Jacqueline Johnson and coauthors from Monash University (Clayton), Royal Children’s Hospital and University of Melbourne (Melbourne), and The Australian National University (Canberra), Australia report on the generation of mouse ESC lines that have no mutations in the Complex I NDUFS4 gene, mutations in one copy of the gene, or mutations in both copies of the gene. In the article “Deletion of the Complex I Subunit NDUFS4 Adversely Modulates Cellular Differentiation “, the researchers show that loss of NDUFS4 function did not affect the expression of other genes in the mitochrondria, which houses the energy-producing machinery of cells. Loss of NDUFS4 function did, however, lead to significant differences in early patterns of cellular gene expression.

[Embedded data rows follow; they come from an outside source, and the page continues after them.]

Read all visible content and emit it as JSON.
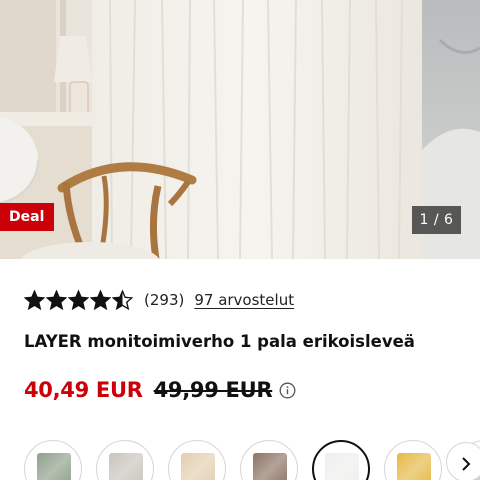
{
  "hero": {
    "image_icon": "sheer-curtain-photo",
    "deal_badge": "Deal",
    "image_counter": "1 / 6"
  },
  "rating": {
    "stars": 4.5,
    "max_stars": 5,
    "count": "(293)",
    "reviews_link": "97 arvostelut"
  },
  "product": {
    "title": "LAYER monitoimiverho 1 pala erikoisleveä"
  },
  "price": {
    "current": "40,49 EUR",
    "original": "49,99 EUR",
    "info_icon": "info-icon"
  },
  "swatches": {
    "items": [
      {
        "name": "sage-green",
        "color": "#8fa18c"
      },
      {
        "name": "light-grey",
        "color": "#c9c5bd"
      },
      {
        "name": "beige",
        "color": "#e2cfb0"
      },
      {
        "name": "brown",
        "color": "#8c7465"
      },
      {
        "name": "white",
        "color": "#eeeeec",
        "selected": true
      },
      {
        "name": "yellow",
        "color": "#e6b948"
      },
      {
        "name": "grey-blue",
        "color": "#b4bccb"
      }
    ],
    "next_icon": "chevron-right-icon"
  },
  "colors": {
    "brand_red": "#cc0008",
    "text": "#111111"
  }
}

“This highly experienced team has provided an elegant demonstration that the deletion of NDUFS4 in mouse embryonic stem cells and their subsequent neural differentiation shows a phenotype caused by the deletion itself rather than chromosomal or mitochondrial sequelae,” says Editor-in-Chief Graham C. Parker, PhD, The Carman and Ann Adams Department of Pediatrics, Wayne State University School of Medicine, Detroit, MI.